Change `dhall format` to use ASCII by default?


#2

As I posted on Github, I don’t think it’s a horrible change as long as the language server/IDE plugins gets an easy flag for Unicode.

But it’s not clear to me that this doesn’t fail to solve (or even compound) the issue. Changing the behavior of dhall format presupposes that the newcomer has discovered the existence of dhall format, at which point the Unicode syntax would be a non-issue. And if dhall format uses ASCII by default, and a newcomer comes across a file with Unicode syntax, then copy-pasting is actually the only way for them to edit it (barring a potentially obscure flag). Not to mention this necessitating changing literally every file in the Prelude (and a lot of files in the standard), though those shouldn’t be semantic hash-affecting, thankfully.

Honestly, I see this as potentially fracturing the community (not in an argument sense, haha), just in terms of then running into half of files formatted in one way and half in the other, which invariably becomes a pain to work with. (See also line-endings, spaces vs tabs, braces on the same line or next, etc. etc. etc.)

At the end of the day, I guess I come down on the Unicode side for the following reason: It’s hard to write Unicode syntax without dhall format, but it’s not hard to write ASCII syntax without it. If it’s going to be horribly annoying to use Unicode syntax, then it’s not really clear why it should be supported at all. (Yes, of course, there’d be a flag for it, but at that point it doesn’t seem to be anything but an afterthought.)

As I said on the github issue, I do wonder if it’d be better in the long run to instead focus more on introducing dhall format/Unicode syntax to newcomers. Honestly, dhall format could be made a selling point on the home page (never worry about formatting again!). Anyways, I talked a bit about that there, so I won’t repeat myself here.


#3

I agree with SiriusStarr, I don’t think we should add this option to dhall format.

More generally, I think code formatters should not offer options at all. I think that offering options to formatters causes a fragmentation of code styles and I much prefer more recent efforts such as standardjs and go fmt which have a much more “my way or the highway” ethos. I think consistency has proved to be more valuable than configurability.
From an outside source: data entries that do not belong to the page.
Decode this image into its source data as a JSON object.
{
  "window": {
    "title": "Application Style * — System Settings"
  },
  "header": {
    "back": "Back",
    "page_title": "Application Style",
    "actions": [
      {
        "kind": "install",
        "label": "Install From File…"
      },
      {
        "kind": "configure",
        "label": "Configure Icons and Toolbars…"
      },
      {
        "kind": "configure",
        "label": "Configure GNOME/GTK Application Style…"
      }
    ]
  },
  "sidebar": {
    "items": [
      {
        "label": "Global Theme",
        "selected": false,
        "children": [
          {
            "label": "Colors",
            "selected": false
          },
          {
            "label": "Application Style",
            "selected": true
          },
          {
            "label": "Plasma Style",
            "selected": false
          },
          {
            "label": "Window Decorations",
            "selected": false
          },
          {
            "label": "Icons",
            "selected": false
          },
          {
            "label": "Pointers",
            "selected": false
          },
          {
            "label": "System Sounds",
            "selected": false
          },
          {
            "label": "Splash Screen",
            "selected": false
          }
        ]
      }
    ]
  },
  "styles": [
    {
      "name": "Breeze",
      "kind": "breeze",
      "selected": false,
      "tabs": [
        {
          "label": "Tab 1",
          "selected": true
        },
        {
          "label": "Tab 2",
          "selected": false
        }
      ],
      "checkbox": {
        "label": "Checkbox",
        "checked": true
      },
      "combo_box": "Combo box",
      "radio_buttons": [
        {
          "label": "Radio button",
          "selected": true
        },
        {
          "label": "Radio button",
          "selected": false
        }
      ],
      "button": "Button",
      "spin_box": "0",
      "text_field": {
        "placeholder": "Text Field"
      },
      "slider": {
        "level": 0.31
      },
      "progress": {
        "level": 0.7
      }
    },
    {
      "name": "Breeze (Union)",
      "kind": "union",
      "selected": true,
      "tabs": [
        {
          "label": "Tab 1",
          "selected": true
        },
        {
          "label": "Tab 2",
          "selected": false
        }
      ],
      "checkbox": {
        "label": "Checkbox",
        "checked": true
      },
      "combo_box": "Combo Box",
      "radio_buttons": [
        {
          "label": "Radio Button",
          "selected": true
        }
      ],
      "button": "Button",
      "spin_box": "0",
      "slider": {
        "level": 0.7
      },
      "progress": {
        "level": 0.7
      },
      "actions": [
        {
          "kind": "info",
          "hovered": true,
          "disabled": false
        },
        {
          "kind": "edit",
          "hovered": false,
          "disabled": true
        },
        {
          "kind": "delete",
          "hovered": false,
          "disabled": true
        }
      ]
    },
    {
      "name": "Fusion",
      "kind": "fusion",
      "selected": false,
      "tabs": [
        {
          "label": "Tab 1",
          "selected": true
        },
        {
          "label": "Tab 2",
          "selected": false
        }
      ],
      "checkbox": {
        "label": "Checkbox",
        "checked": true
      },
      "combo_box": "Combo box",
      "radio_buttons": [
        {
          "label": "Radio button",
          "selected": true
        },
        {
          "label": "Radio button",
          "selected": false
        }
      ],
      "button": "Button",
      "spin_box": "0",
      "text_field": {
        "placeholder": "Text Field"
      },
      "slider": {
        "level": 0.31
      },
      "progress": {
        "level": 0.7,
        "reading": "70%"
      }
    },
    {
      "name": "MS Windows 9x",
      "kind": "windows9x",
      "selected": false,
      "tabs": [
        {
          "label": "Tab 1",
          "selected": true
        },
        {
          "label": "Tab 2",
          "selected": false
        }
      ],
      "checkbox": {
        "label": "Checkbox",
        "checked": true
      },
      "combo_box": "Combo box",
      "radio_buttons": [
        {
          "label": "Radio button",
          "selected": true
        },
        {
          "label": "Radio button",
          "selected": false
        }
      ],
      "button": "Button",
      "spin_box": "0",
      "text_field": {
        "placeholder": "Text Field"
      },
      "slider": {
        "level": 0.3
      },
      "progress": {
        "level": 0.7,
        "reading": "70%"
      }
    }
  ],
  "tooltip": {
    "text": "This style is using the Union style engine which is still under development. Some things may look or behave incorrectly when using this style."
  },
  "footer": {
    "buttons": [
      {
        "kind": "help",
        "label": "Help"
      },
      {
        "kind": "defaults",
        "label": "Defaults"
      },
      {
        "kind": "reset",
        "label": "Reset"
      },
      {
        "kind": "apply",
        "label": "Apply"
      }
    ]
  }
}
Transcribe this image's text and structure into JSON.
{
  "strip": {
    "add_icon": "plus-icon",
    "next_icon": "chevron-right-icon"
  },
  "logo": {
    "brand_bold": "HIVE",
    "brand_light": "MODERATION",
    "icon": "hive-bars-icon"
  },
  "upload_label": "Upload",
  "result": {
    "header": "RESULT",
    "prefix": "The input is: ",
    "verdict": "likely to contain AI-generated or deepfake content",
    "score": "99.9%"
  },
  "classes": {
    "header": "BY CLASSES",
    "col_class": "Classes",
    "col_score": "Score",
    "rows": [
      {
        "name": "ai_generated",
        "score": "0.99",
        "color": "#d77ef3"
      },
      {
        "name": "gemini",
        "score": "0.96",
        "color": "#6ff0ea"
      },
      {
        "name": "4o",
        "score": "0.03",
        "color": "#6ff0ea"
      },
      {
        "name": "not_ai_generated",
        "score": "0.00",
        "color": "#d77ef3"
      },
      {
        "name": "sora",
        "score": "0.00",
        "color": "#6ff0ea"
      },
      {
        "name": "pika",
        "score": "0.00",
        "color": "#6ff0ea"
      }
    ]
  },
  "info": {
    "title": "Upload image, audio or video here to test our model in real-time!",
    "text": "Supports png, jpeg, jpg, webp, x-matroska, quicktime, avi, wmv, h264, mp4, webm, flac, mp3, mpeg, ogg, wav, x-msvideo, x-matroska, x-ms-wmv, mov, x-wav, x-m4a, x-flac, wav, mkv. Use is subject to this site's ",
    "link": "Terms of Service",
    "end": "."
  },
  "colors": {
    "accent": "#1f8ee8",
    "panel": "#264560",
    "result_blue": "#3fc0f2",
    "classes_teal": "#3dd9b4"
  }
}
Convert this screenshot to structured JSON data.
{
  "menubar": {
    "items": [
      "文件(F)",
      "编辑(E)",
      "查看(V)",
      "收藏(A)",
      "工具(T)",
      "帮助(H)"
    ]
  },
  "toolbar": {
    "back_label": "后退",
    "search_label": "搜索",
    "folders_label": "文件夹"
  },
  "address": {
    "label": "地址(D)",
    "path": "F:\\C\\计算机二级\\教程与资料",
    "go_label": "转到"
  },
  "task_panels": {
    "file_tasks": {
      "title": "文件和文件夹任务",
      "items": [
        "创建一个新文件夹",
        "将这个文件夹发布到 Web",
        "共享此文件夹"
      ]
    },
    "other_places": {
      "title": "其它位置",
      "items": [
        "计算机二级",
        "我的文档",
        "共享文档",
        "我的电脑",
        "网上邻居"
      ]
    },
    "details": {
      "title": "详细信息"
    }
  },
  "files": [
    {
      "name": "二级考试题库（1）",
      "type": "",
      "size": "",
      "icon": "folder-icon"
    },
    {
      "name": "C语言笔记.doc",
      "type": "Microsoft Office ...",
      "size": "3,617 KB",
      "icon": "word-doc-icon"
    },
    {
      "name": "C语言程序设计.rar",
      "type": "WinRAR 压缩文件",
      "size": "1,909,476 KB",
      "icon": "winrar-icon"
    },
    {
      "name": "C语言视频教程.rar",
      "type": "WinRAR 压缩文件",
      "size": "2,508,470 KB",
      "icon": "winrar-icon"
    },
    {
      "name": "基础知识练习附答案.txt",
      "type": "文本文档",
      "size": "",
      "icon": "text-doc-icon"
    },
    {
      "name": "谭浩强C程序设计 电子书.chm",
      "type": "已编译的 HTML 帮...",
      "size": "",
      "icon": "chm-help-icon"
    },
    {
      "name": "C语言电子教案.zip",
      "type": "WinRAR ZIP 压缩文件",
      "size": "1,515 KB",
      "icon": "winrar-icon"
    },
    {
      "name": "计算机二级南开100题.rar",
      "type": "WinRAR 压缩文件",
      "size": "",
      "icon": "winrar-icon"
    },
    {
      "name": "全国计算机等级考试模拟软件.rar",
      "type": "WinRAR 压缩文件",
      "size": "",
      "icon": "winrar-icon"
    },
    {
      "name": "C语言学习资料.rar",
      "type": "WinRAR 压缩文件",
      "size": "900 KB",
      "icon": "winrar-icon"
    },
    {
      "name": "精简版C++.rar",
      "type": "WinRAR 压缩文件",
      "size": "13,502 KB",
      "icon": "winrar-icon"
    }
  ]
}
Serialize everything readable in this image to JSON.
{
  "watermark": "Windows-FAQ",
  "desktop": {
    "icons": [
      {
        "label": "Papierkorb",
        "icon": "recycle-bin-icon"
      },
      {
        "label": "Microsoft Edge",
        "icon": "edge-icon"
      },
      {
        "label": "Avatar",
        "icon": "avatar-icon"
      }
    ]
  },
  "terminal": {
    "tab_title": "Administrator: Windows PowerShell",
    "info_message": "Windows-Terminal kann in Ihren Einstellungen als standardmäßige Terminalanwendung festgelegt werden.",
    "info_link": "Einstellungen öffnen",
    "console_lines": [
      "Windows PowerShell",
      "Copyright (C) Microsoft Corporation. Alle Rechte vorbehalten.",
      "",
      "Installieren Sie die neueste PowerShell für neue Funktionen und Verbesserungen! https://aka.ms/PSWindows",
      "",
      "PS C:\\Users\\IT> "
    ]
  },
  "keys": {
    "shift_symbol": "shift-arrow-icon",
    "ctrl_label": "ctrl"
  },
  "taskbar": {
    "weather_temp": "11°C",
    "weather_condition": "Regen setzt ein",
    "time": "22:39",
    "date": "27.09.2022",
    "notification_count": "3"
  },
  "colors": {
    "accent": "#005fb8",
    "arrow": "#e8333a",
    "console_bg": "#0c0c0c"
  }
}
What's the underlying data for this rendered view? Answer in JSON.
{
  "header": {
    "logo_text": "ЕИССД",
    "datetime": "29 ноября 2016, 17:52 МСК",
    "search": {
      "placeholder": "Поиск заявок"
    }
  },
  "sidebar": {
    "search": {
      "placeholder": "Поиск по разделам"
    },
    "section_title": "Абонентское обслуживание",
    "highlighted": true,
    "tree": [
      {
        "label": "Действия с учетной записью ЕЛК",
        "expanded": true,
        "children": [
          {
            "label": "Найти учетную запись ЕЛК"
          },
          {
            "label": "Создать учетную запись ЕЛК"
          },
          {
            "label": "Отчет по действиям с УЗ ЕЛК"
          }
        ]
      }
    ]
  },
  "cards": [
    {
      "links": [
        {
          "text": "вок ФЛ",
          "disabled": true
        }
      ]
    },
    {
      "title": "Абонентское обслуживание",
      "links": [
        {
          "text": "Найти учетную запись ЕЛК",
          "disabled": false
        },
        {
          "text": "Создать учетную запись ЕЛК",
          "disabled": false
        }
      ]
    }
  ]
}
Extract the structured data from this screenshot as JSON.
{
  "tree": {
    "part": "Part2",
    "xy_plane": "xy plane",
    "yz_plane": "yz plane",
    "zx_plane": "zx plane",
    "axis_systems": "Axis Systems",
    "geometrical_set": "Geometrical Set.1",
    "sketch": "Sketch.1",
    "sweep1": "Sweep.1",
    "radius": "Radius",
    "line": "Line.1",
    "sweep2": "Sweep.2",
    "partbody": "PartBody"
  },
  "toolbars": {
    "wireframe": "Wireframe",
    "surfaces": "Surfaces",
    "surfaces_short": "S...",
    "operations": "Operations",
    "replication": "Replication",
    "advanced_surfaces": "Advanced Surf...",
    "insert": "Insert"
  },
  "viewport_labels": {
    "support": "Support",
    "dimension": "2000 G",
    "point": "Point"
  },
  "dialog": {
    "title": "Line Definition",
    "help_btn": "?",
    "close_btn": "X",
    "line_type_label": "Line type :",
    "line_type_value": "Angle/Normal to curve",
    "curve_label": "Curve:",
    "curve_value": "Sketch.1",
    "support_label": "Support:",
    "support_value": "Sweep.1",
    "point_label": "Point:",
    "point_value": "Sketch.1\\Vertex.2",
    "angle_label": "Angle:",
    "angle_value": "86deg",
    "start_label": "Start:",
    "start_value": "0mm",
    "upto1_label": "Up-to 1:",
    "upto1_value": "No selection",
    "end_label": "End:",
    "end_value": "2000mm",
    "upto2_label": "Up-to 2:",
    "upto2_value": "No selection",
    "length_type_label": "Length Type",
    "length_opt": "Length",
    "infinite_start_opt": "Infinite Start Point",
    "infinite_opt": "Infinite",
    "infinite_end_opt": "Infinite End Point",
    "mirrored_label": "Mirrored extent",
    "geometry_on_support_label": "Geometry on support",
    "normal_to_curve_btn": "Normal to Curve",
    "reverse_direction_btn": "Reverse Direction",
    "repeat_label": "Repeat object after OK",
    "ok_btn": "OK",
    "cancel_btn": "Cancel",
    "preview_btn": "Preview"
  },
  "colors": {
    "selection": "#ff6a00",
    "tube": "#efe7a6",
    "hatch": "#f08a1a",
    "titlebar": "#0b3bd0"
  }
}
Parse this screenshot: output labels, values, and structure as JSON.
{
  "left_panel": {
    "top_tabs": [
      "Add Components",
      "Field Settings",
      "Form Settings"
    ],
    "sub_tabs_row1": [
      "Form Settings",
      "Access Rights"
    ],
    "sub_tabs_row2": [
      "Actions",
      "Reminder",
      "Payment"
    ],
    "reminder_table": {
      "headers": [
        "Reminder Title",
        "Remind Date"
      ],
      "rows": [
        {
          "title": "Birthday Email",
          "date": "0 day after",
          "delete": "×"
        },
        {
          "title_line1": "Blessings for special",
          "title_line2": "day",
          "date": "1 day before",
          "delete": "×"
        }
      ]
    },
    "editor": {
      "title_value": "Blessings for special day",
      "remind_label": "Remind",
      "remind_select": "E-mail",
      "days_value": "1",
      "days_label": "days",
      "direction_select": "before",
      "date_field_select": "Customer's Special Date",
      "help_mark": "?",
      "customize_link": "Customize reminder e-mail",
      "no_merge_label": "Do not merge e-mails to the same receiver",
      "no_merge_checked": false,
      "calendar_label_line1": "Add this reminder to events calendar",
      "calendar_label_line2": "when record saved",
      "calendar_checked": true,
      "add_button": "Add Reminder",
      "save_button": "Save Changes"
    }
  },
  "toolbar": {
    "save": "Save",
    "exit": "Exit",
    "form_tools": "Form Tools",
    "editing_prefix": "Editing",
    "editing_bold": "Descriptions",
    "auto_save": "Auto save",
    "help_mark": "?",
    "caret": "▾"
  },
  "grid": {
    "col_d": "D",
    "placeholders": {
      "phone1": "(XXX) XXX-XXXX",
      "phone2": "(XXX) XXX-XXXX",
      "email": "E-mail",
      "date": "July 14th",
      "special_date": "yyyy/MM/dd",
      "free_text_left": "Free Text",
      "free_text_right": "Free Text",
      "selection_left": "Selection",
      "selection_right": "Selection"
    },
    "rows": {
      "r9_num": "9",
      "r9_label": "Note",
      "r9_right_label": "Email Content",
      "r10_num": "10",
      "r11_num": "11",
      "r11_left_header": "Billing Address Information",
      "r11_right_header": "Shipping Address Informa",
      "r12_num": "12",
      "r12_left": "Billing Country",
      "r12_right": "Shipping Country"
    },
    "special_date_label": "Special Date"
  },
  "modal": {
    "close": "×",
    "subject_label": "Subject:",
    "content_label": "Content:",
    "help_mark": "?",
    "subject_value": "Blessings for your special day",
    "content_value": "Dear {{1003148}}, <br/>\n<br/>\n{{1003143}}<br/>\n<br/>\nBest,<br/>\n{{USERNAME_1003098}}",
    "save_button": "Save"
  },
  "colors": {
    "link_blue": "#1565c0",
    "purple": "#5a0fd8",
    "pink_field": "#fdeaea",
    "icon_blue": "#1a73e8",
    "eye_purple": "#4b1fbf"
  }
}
My “aha” moment for this was realising that, although I hate tabs for indentation, I prefer using go fmt (which uses tabs) than breaking with the community consistency.

So, if we accept that dhall format should not be configurable, we have two choices:

  1. Keep the status quo - Unicode operators
  2. Switch to ASCII

and I think if we choose option 2, then effectively the Unicode operators will be dead language features which should eventually be removed.

I slightly prefer option 1 but I can see the argument for option 2 based around discoverability for new users. If we went with option 2, people could still get their Unicode fix via IDE display modes such as emacs pretty-mode.


#4

For option 2 to be effective, we would also have to update the Prelude code and the --explain message to stop using Unicode. I personally don’t mind either way, but it seems like new comers are most likely more comfortable with ascii…


#5

I personally use only ascii and enforce ascii formatting in CI in every project.

I do this because ascii is easier to type, and newcomers that read the file don’t have to figure out the mental map between unicode and ascii symbols when typing (which is cognitive overhead).

Also, some unicode symbols are problematic to read, for example // with the wrong font almost looks like a /.

I’d personally prefer if the default was ascii, and if that were to happen, as said above, for consistency everything should be ascii then, including Prelude and dhall console output.


#6

I’d like to also chime in and say that I’d be very happy if we’d switch the default formatting to ASCII, not because I don’t personally like the Unicode syntax (I love it), but because of practical issues when it comes to the adoption of the language.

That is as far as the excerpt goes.